In a voice created by God to call for the impeachment of a former prime minister, Peter Tapsell called for the impeachment of Tony Blair. To bring the wretch to account for misleading the House of Commons.
Many Labour MPs want to impeach Ed Miliband for misleading the Labour party. Or, as now, for failing to lead it at all.
Today he stood up to the despatch box with a luxurious choice of Conservative crimes and misdemeanours to go on. Passport mayhem, euro-uselessness, cabinet carnage, dying children (there must be some somewhere).
And he spent six questions either agreeing with Cameron or reading out Wikipedia entries for Sunni/Shia discord. On Miliband’s report, these different interpretations of Islam have issues that need to be resolved.
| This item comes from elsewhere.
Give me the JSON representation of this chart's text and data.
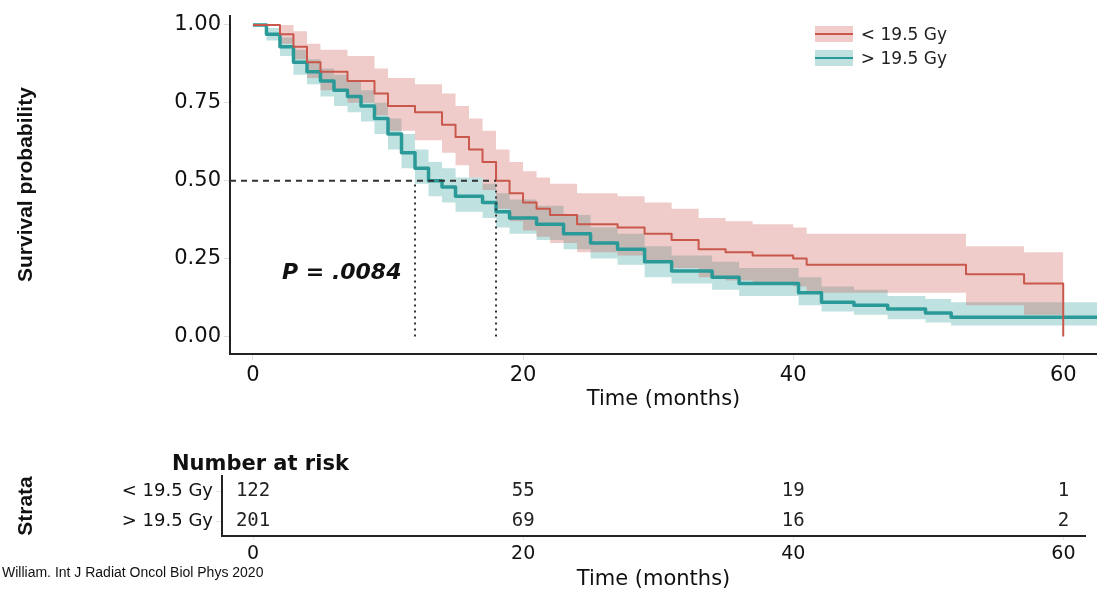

He spread Labour’s jacket on the ground, covering puddles so the PM wouldn’t get his Lobbs wet.
What was the PM’s latest assessment of the situation in Iraq? Was Iran really going to help with these sectarian thingies? What more could we do to help refugees in Jordan? Would the PM make it clear that supporting ISIS “will simply fuel the conflict”.
“Be nice to me, I’m being nice to you,” he said, not quite audibly.
Then, one of his sixth form suggestions. There are British nationals fighting out there. What are we doing so that they can’t return to Britain?
Isn’t that an amazingly difficult thing to pull off, considering the status of these freedom fighters/ terrorists/ bloodthirsty maniacs/ liberation theologians? Not just their nationality but their human rights and the international agreements that bind governments? Isn’t that part of the legal cat’s cradle that Ed and his kin have spent 30 years knitting us into?
And yet here he throws it off, like a cloak, and demands untrammeled executive action. These liberals, these progressives – so often, they have an inner autocrat yodelling to be released.
The Speaker, while we’re on the subject, was asked more than once whether Cokerell’s cameras would be let into the voting lobbies during a vote (these lobbies are the place for private conversations, plots, rumour-mongering).
The Petit Prince avoided answering but confirmed heartily that cameras would not be allowed into the Tearooms. He didn’t think Members should be filmed eating their “baked beans on toast” (some well-bred shudders of revulsion).
Michael Gove called, “Three cheers for the Speaker!” but was dealt with easily. The Speaker’s mastery of the Commons is very depressing for his dwindling critics.